As she wasn’t a nosy person, she thought no more of it. She had seen many more suspicious things in the back gardens at night – everything from sleepwalking to unmentionable behaviour by that seemingly respectable and middle-aged Italian couple – and knew it was wisest to just turn a blind eye.

But then a couple of days later old Mr Henderson came round with a tear in his eye and told her he had found Ruffle.

She said nothing as he led her, seemingly inevitably, to the conifers, and pointed out the part of the wall from where the stone had fallen, telling her not to look behind the small trees lest the sight upset her. When he apologised and claimed it was his fault for not keeping the dry-stone dike in good order, she told him not to be silly and that she didn’t blame him in the least. And when he offered to bury Ruffle there she thanked him for relieving her of an unpleasant task, then silently walked back home, around Mr Henderson’s house, along past the front gardens and in through her front door.

There was a large brown envelope sitting behind the storm door in the porch, addressed to Mr J Bond, obviously dropped off by hand, going by the absence of postage stamps.
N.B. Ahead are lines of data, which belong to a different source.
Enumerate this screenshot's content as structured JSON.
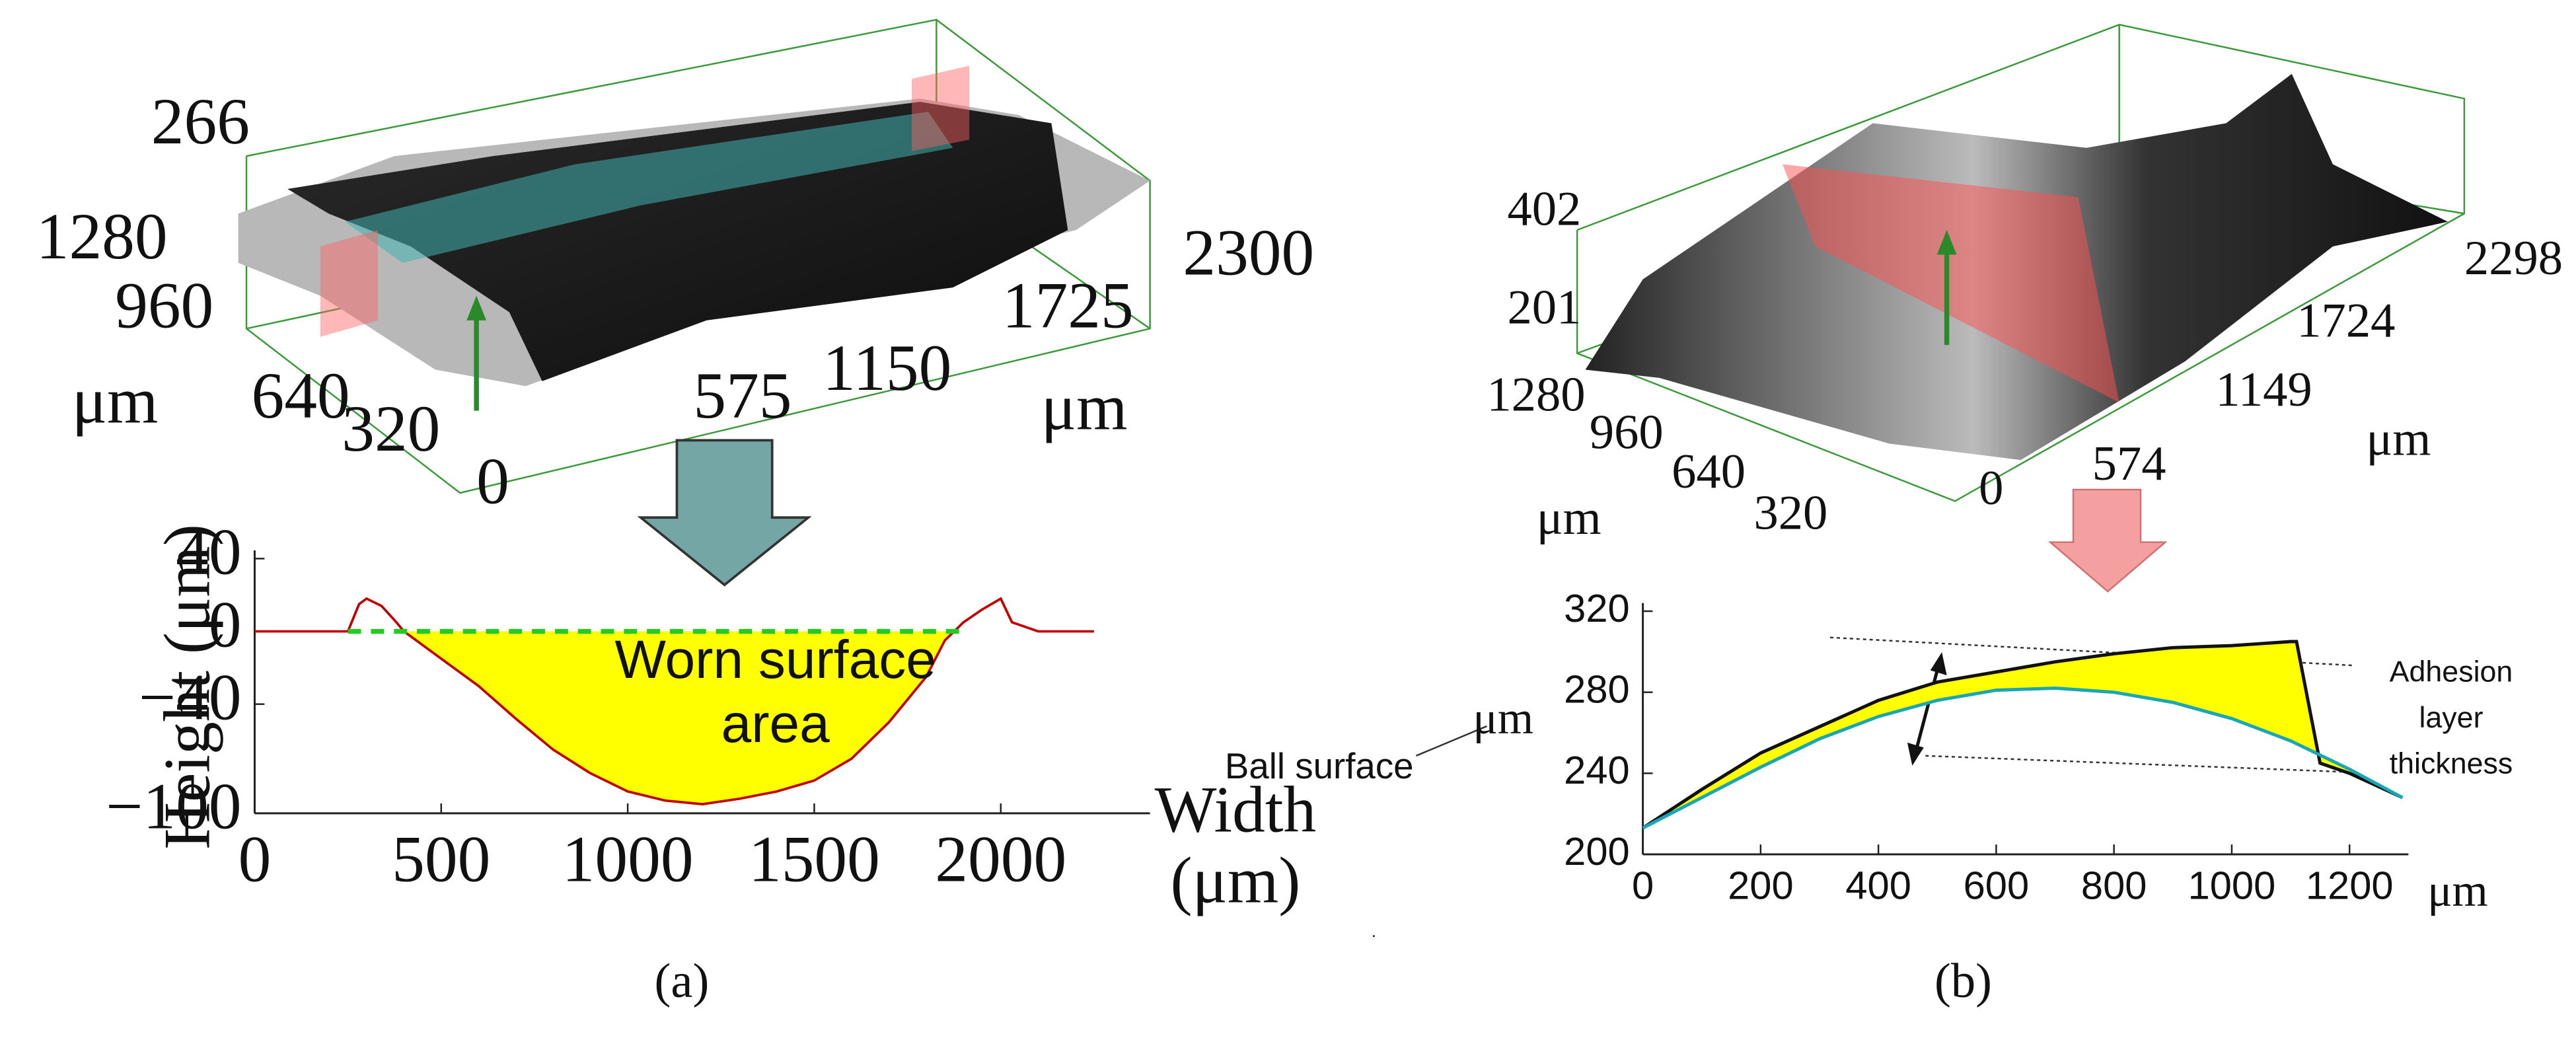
{
  "figure": {
    "panels": [
      {
        "label": "(a)",
        "surface": {
          "z_ticks": [
            266
          ],
          "y_ticks": [
            1280,
            960,
            640,
            320
          ],
          "y_unit": "μm",
          "x_ticks": [
            0,
            575,
            1150,
            1725,
            2300
          ],
          "x_unit": "μm"
        }
      },
      {
        "label": "(b)",
        "surface": {
          "z_ticks": [
            402,
            201
          ],
          "y_ticks": [
            1280,
            960,
            640,
            320
          ],
          "y_unit": "μm",
          "x_ticks": [
            0,
            574,
            1149,
            1724,
            2298
          ],
          "x_unit": "μm"
        }
      }
    ]
  },
  "chart_data": [
    {
      "type": "line",
      "ylabel": "Height (μm)",
      "xlabel": [
        "Width",
        "(μm)"
      ],
      "annotations": {
        "worn": [
          "Worn surface",
          "area"
        ]
      },
      "xlim": [
        0,
        2400
      ],
      "xticks": [
        0,
        500,
        1000,
        1500,
        2000
      ],
      "ylim": [
        -100,
        40
      ],
      "yticks": [
        40,
        0,
        {
          "value": -40,
          "label": "−40"
        },
        {
          "value": -100,
          "label": "−100"
        }
      ],
      "fill_color": "#ffff00",
      "series": [
        {
          "color": "#c00000",
          "x": [
            0,
            250,
            280,
            300,
            340,
            380,
            400,
            500,
            600,
            700,
            800,
            900,
            1000,
            1100,
            1200,
            1300,
            1400,
            1500,
            1600,
            1700,
            1800,
            1850,
            1900,
            1950,
            2000,
            2030,
            2100,
            2250
          ],
          "values": [
            0,
            0,
            15,
            18,
            14,
            5,
            0,
            -15,
            -30,
            -48,
            -65,
            -78,
            -88,
            -93,
            -95,
            -92,
            -88,
            -82,
            -70,
            -50,
            -25,
            -5,
            5,
            12,
            18,
            5,
            0,
            0
          ]
        },
        {
          "color": "#22cc22",
          "dash": true,
          "x": [
            250,
            1900
          ],
          "values": [
            0,
            0
          ]
        }
      ]
    },
    {
      "type": "line",
      "ylabel": "μm",
      "xlabel": "μm",
      "annotations": {
        "ball": "Ball surface",
        "adhesion": [
          "Adhesion",
          "layer",
          "thickness"
        ]
      },
      "xlim": [
        0,
        1300
      ],
      "xticks": [
        0,
        200,
        400,
        600,
        800,
        1000,
        1200
      ],
      "ylim": [
        200,
        320
      ],
      "yticks": [
        200,
        240,
        280,
        320
      ],
      "fill_color": "#ffff00",
      "series": [
        {
          "color": "#111111",
          "x": [
            0,
            100,
            200,
            300,
            400,
            500,
            600,
            700,
            800,
            900,
            1000,
            1100,
            1110,
            1150,
            1200,
            1290
          ],
          "values": [
            213,
            232,
            250,
            263,
            276,
            285,
            290,
            295,
            299,
            302,
            303,
            305,
            305,
            245,
            240,
            228
          ]
        },
        {
          "color": "#1aa6b7",
          "x": [
            0,
            100,
            200,
            300,
            400,
            500,
            600,
            700,
            800,
            900,
            1000,
            1100,
            1150,
            1200,
            1290
          ],
          "values": [
            213,
            228,
            243,
            257,
            268,
            276,
            281,
            282,
            280,
            275,
            267,
            256,
            249,
            242,
            228
          ]
        }
      ]
    }
  ]
}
She took the envelope to the kitchen and for the first time in her life opened someone else’s mail.

It contained a pair of black leather gloves, a packet of black hair colouring, and a copy of that day’s
Evening Capital.
She unfolded it and noticed a faint black ring around part of the main picture on the front page. Opening the paper, she found that the faint mark was the reverse of a harsher ring in heavy felt pen on page two, around a story headlined:
Ponsonby murder: cops seek nine-fingered fiend.

She put on her glasses and read on:
Police investigating the brutal murder of City doctor Jeremy Ponsonby today stated that they were looking for a nine-fingered man in connection with the crime.

In a fresh appeal for new information, Inspector Hector McGregor (52), who is leading the investigation, said that the man they were looking for is at least 6’5”
tall, has brown hair with silver highlights, and is
missing his right index finger, which was lost during the murder.

Mrs Kinross replaced the items and re-sealed the envelope, then put it back where she found it on the porch.

*
*
*

‘It’s fish for dinner, Mr Bond,’ she said cheerily, emerging from the kitchen as he came along the hallway, heading for the stairs with the envelope in his arms. ‘Would you like batter or breadcrumbs?’

Mr Bond just stared at her for a moment, then muttered ‘batter – an’ I wannit in me room,’ and lumbered up the stairs, where he opened his envelope and cursed that stuck-up cunt who didn’t think he’d be smart enough to have already been wearing gloves.

Mrs Kinross went back to the kitchen and prepared Mr Bond’s fish, using a special batter enhanced by the powdery contents of several sleeping capsules from the bottle left by that jumpy Austrian woman last year.